Transient Growth in Stochastic Burgers Flows

Abstract

This study considers the problem of the extreme behavior exhibited by solutions to Burgers equation subject to stochastic forcing. More specifically, we are interested in the maximum growth achieved by the "enstrophy" (the Sobolev H1 seminorm of the solution) as a function of the initial enstrophy E0, in particular, whether in the stochastic setting this growth is different than in the deterministic case considered by Ayala \& Protas (2011). This problem is motivated by questions about the effect of noise on the possible singularity formation in hydrodynamic models. The main quantities of interest in the stochastic problem are the expected value of the enstrophy and the enstrophy of the expected value of the solution. The stochastic Burgers equation is solved numerically with a Monte Carlo sampling approach.
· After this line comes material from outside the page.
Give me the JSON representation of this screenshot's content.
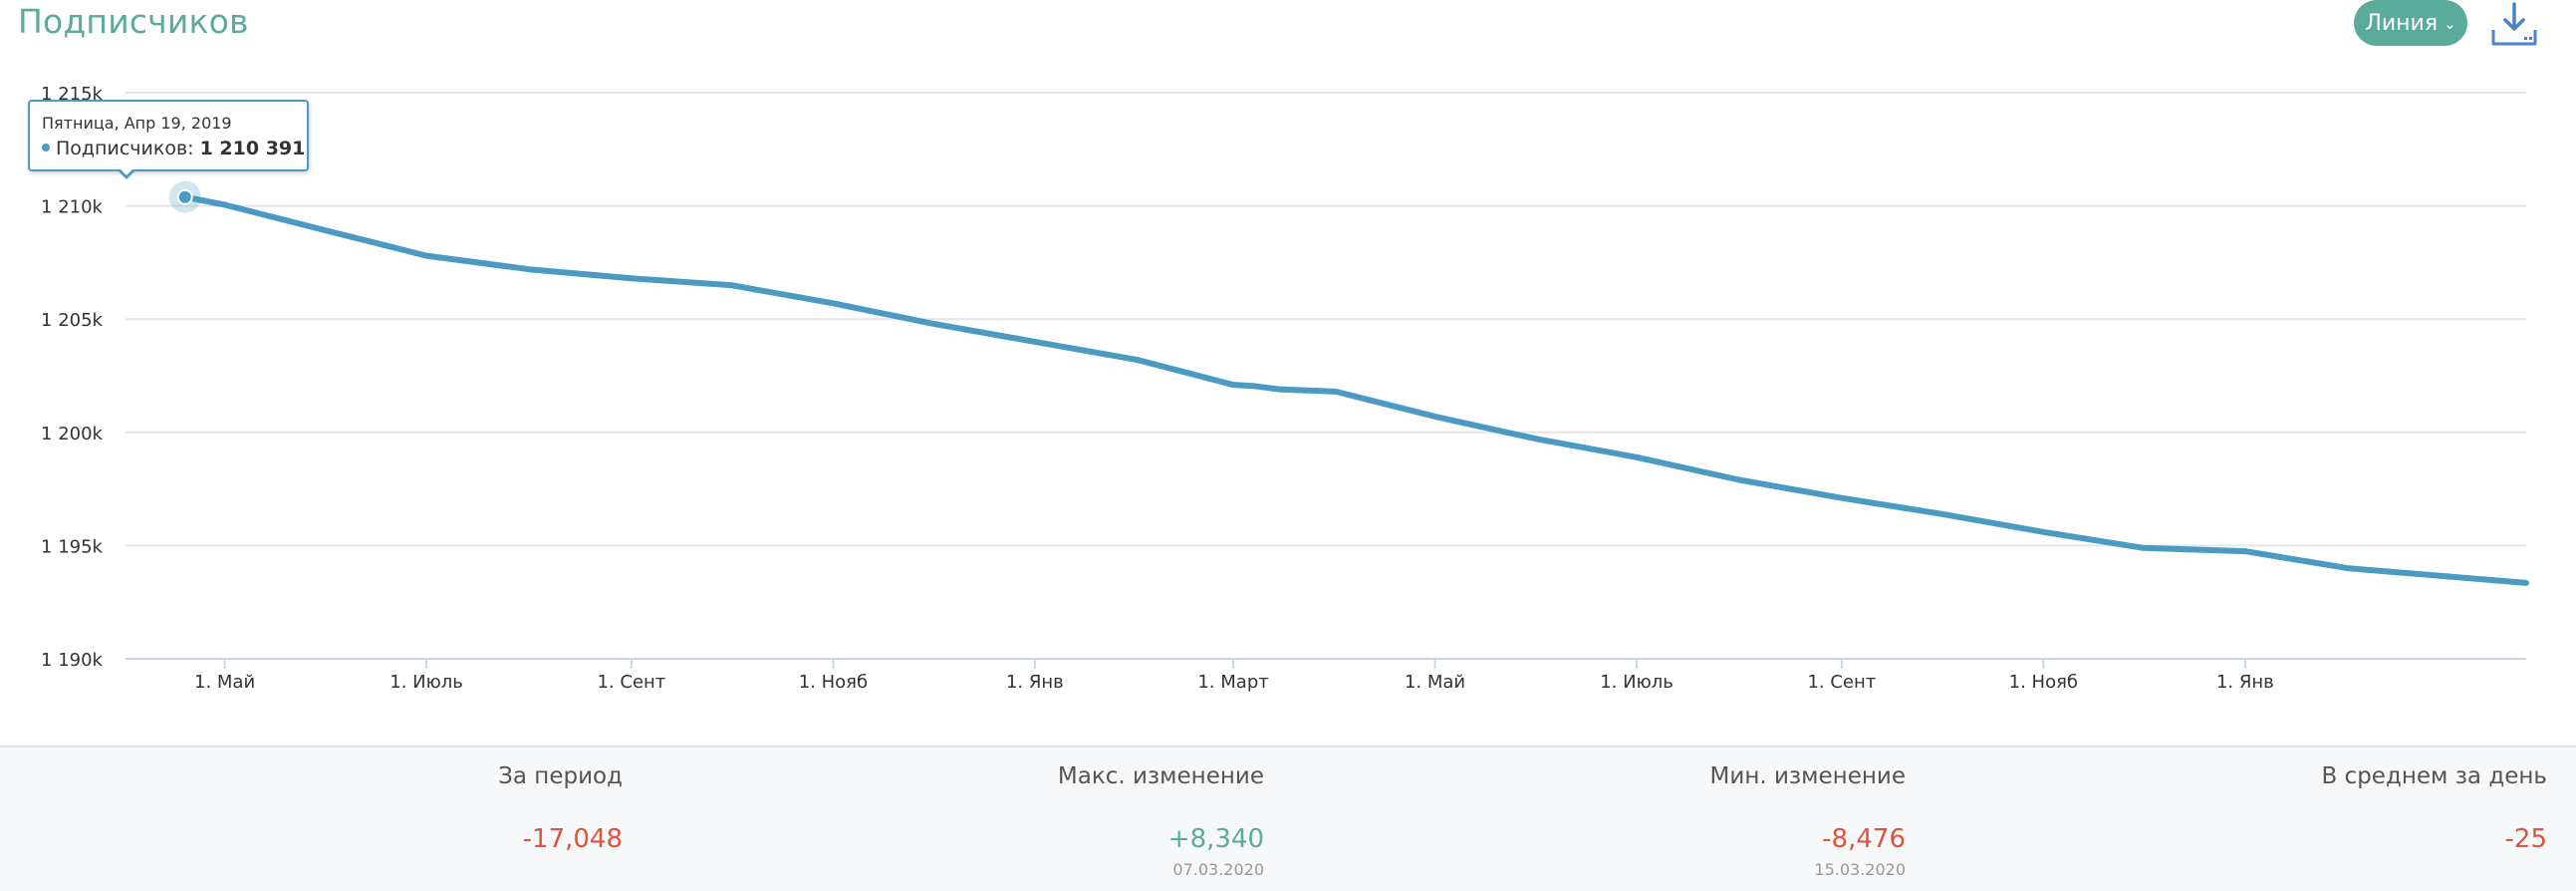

By studying solutions obtained for a range of optimal initial data and different noise magnitudes, we reveal different solution behaviors and it is demonstrated that the two quantities always bracket the enstrophy of the deterministic solution. The key finding is that the expected values of the enstrophy exhibit the same power-law dependence on the initial enstrophy E0as reported in the deterministic case. This indicates that the stochastic excitation does not increase the extreme enstrophy growth beyond what is already observed in the deterministic case.